SambaNova Systems CEO Rodrigo Liang said the next phase of artificial intelligence competition will center on inference costs and compute shortages.

This shift in focus signals a pivot in the AI industry's priorities. While early competition focused on the massive compute power required to train large models, Liang suggests that the ability to run those models efficiently for users — known as inference — will determine market winners.

Speaking in a Bloomberg Open Interest interview on Friday, Liang said this perspective is a contrast to the strategy of Cerebras Systems. The move comes as the industry evaluates how to scale AI infrastructure profitably [1].

"The next AI war won’t be about training models, but rather it will be about inference costs, compute shortages, and who can scale AI infrastructure profitably," Liang said [1].

Liang's critique follows the high-profile public market entry of Cerebras Systems. The company recently launched an IPO roadshow with a price target of $115-$125 per share [2]. By highlighting inference over training, Liang suggests that the financial viability of AI companies will depend more on operational efficiency than on the initial creation of models.

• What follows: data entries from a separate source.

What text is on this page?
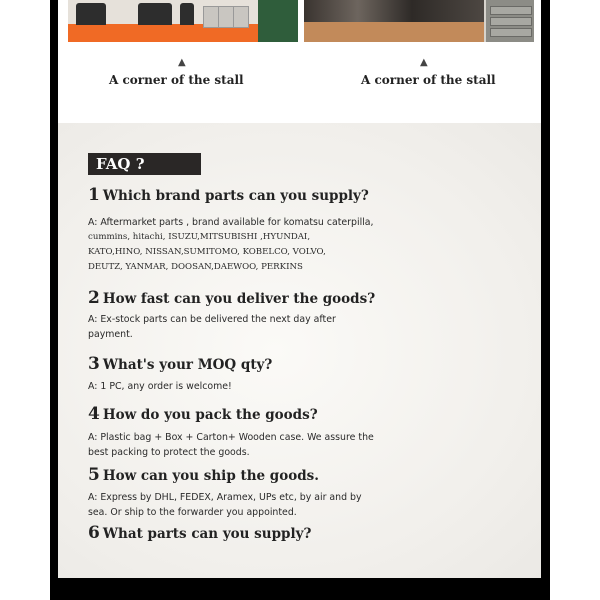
▲
A corner of the stall
▲
A corner of the stall
FAQ ?
1 Which brand parts can you supply?
A: Aftermarket parts , brand available for komatsu caterpilla,
cummins, hitachi, ISUZU,MITSUBISHI ,HYUNDAI,
KATO,HINO, NISSAN,SUMITOMO, KOBELCO, VOLVO,
DEUTZ, YANMAR, DOOSAN,DAEWOO, PERKINS
2 How fast can you deliver the goods?
A: Ex-stock parts can be delivered the next day after
payment.
3 What's your MOQ qty?
A: 1 PC, any order is welcome!
4 How do you pack the goods?
A: Plastic bag + Box + Carton+ Wooden case. We assure the
best packing to protect the goods.
5 How can you ship the goods.
A: Express by DHL, FEDEX, Aramex, UPs etc, by air and by
sea. Or ship to the forwarder you appointed.
6 What parts can you supply?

The competition between these two firms reflects a broader tension in the tech sector. Companies are racing to solve the compute shortage that has hampered the deployment of generative AI tools. Liang said the winner will not be the company with the largest model, but the one that can deliver those results at the lowest cost to the end user [1].

"The next AI war won’t be about training models"

The debate between SambaNova and Cerebras highlights a critical transition in the AI economy. As the industry moves from the 'build' phase to the 'deploy' phase, the financial burden shifts from one-time training costs to recurring inference expenses. If Liang's assessment is correct, the valuation of AI hardware companies will increasingly depend on their energy efficiency and cost-per-query rather than raw processing power.